Raquel chamou a ação de “gabinete do ódio” e afirmou que o material teria sido produzido de forma coordenada para espalhar informação falsa e tentar enganar pessoas utilizando sua imagem.
E aqui está o ponto mais grave: em uma eleição cada vez mais dominada pelas redes sociais, já não basta discutir quem tem a melhor proposta. Agora também é preciso descobrir quem está disposto a fabricar conteúdo falso para atingir adversários.
A governadora não citou nomes. E fez bem. Porque acusação política é uma coisa; prova é outra. Quem eventualmente estiver por trás da produção e distribuição do material precisa ser identificado pela investigação, com nome, origem, método e, principalmente, motivação.
Raquel também fez questão de lembrar sua trajetória profissional e dizer que nunca precisou desse tipo de expediente para construir sua vida pública. Ao mesmo tempo, afirmou que não pretende entrar no que classificou como “vale-tudo” eleitoral.
Mas a pergunta inevitável fica no ar: quem está interessado em transformar a eleição pernambucana em uma guerra subterrânea de vídeos manipulados, perfis falsos e ataques digitais?
Essa resposta não pode ficar restrita às redes sociais.
Se existe mesmo um “gabinete do ódio”, como afirma a governadora, é preciso saber quem financia, quem produz, quem distribui e quem eventualmente orienta esse tipo de operação. E, se a investigação demonstrar que não existe uma estrutura organizada, também será importante esclarecer de onde partiu o conteúdo e quem se beneficiaria politicamente com a fraude.
O episódio é especialmente delicado porque ocorre justamente quando a corrida pelo Palácio do Campo das Princesas entra em uma fase de maior tensão. A campanha ainda está começando oficialmente, mas os ataques já mostram que a temperatura subiu — e muito.
Raquel tenta se colocar como vítima de uma operação criminosa e, ao mesmo tempo, reforça o discurso de que pretende fazer uma campanha “limpa”. Seus adversários, por outro lado, terão de decidir se vão tratar o episódio como denúncia legítima ou como mais um movimento político da governadora para se colocar no centro do debate.
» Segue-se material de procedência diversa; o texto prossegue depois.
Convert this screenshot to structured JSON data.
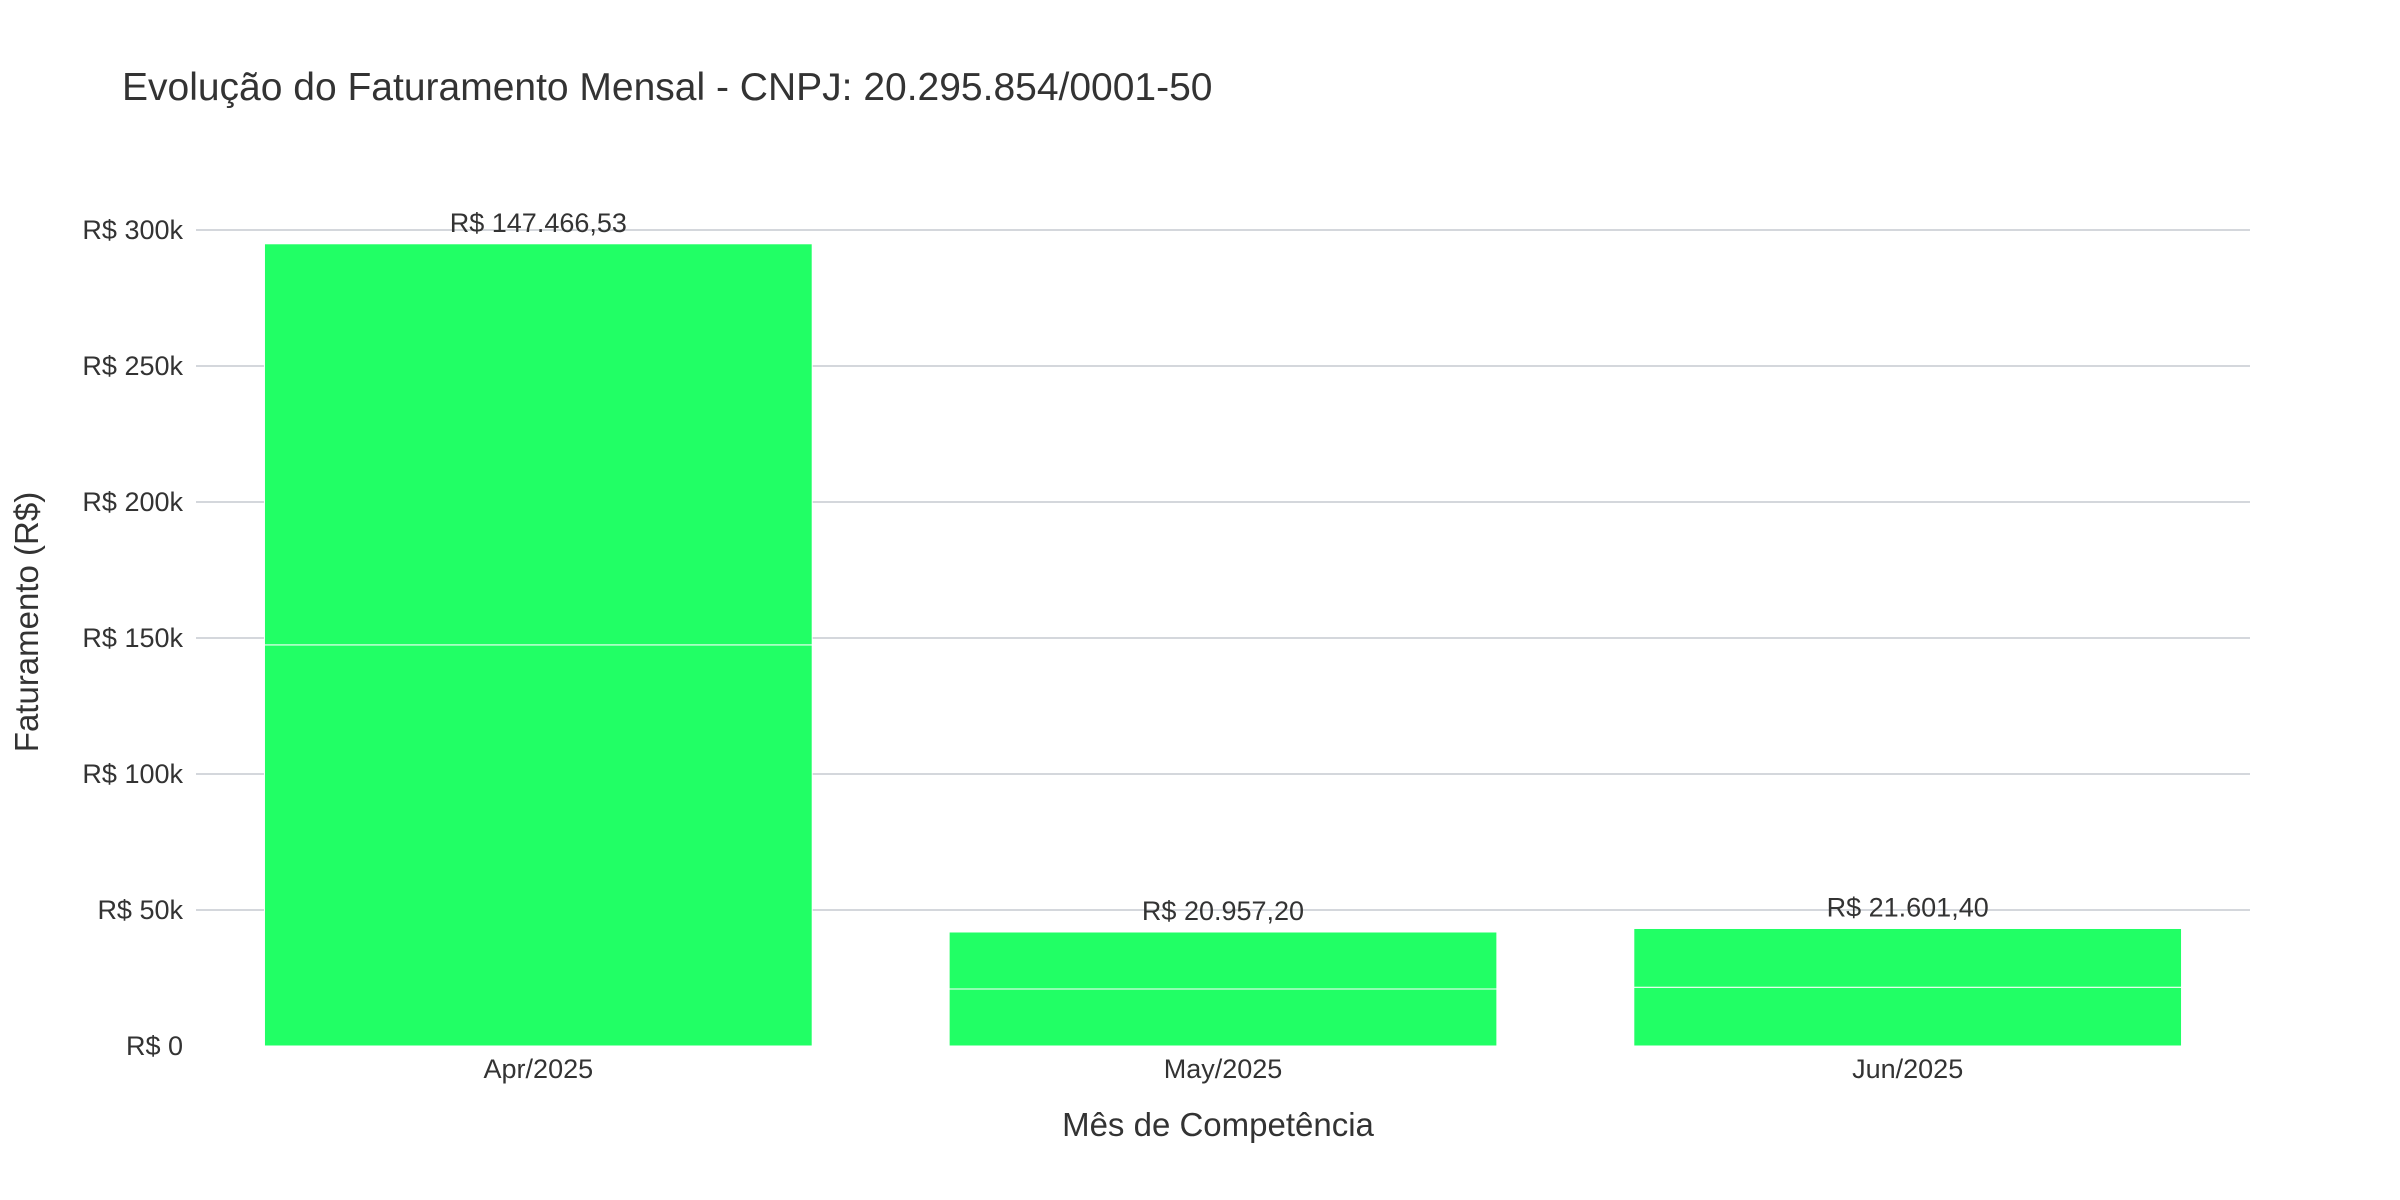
{
  "chart_data": {
    "type": "bar",
    "title": "Evolução do Faturamento Mensal - CNPJ: 20.295.854/0001-50",
    "xlabel": "Mês de Competência",
    "ylabel": "Faturamento (R$)",
    "categories": [
      "Apr/2025",
      "May/2025",
      "Jun/2025"
    ],
    "series": [
      {
        "values": [
          147466.53,
          20957.2,
          21601.4
        ]
      },
      {
        "values": [
          147466.53,
          20957.2,
          21601.4
        ]
      }
    ],
    "stacked": true,
    "data_labels": [
      "R$ 147.466,53",
      "R$ 20.957,20",
      "R$ 21.601,40"
    ],
    "ylim": [
      0,
      300000
    ],
    "y_ticks": [
      {
        "value": 0,
        "label": "R$ 0"
      },
      {
        "value": 50000,
        "label": "R$ 50k"
      },
      {
        "value": 100000,
        "label": "R$ 100k"
      },
      {
        "value": 150000,
        "label": "R$ 150k"
      },
      {
        "value": 200000,
        "label": "R$ 200k"
      },
      {
        "value": 250000,
        "label": "R$ 250k"
      },
      {
        "value": 300000,
        "label": "R$ 300k"
      }
    ],
    "grid": true,
    "bar_color": "#21ff65",
    "segment_divider_color": "#ffffff",
    "grid_color": "#d4d7dc",
    "legend": "none"
  }
}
O fato concreto, entretanto, é um só: se alguém realmente utilizou inteligência artificial ou manipulação digital para se passar pela governadora e pedir Pix, isso precisa ser investigado até o fim.
Porque eleição pode ser dura. Pode ter crítica, denúncia, cobrança e confronto político. O que não pode virar regra é a mentira fabricada industrialmente.
E, nesse caso, mais do que descobrir quem apertou o botão para publicar o vídeo, será preciso descobrir quem está por trás da máquina.
A eleição de Pernambuco mal começou — e a guerra digital já parece ter declarado seu primeiro round.